Gli antichi romani definivano il loro stato come una res publica, intesa non soltanto come una res populi, cioè come l’insieme di beni e rapporti del populus l’insieme dei cives che abitavano nello stesso luogo ed erano partecipi dell’ordinamento di quella comunità indipendente in quanto titolari di poteri e diritti.

Per citare il buon vecchio Cicerone, quanto l’ho odiato al liceo, il popolo è una comunità umana

iuris consensus et utilitatis communione

per consenso di diritto e comunanza di utilità.

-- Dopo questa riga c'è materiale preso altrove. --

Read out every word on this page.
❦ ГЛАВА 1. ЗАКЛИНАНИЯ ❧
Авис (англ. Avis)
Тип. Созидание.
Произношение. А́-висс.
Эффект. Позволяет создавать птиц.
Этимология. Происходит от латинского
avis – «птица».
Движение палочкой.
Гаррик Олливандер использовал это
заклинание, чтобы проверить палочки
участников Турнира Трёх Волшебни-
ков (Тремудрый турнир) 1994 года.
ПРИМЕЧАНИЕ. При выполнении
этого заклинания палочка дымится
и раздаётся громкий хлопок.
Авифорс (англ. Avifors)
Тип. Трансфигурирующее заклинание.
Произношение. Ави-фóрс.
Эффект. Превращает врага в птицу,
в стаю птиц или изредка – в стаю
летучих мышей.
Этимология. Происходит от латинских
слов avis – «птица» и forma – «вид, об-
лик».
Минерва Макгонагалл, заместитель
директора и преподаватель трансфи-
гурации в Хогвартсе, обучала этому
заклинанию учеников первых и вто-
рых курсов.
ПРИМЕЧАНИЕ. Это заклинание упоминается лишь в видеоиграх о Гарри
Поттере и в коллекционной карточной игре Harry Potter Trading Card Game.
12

Ma a differenza della concezione moderna, il popolo non era il diretto detentore del potere politico, ma fungeva da aggregazione di diverse strutture gentilizie verticali, che traevano forza dal perpetuarsi di una fitta rete di legami, legali e illegali con ampi settori della comunità.

Strutture gentilizie quindi pervasive e in perenne lotta tra di loro, con l’intrigo e la violenza, con l’obiettivo di appropriarsi e usare a proprio esclusivo vantaggio i beni collettivi.

Questa impostazione dello Stato e della lotta politica, pur cambiando le forme e le modalità di aggregazione, si è perpetuata nel tempo, sino ad arrivare ai giorni nostri.

Mafia Capitale, gli intrighi che hanno portato la caduta di Marino, le lotte che dilaniano la giunta Raggi, derivano proprio da questa forma mentis e dall’incapacità di utilizzare questa dialettica in maniera costruttiva.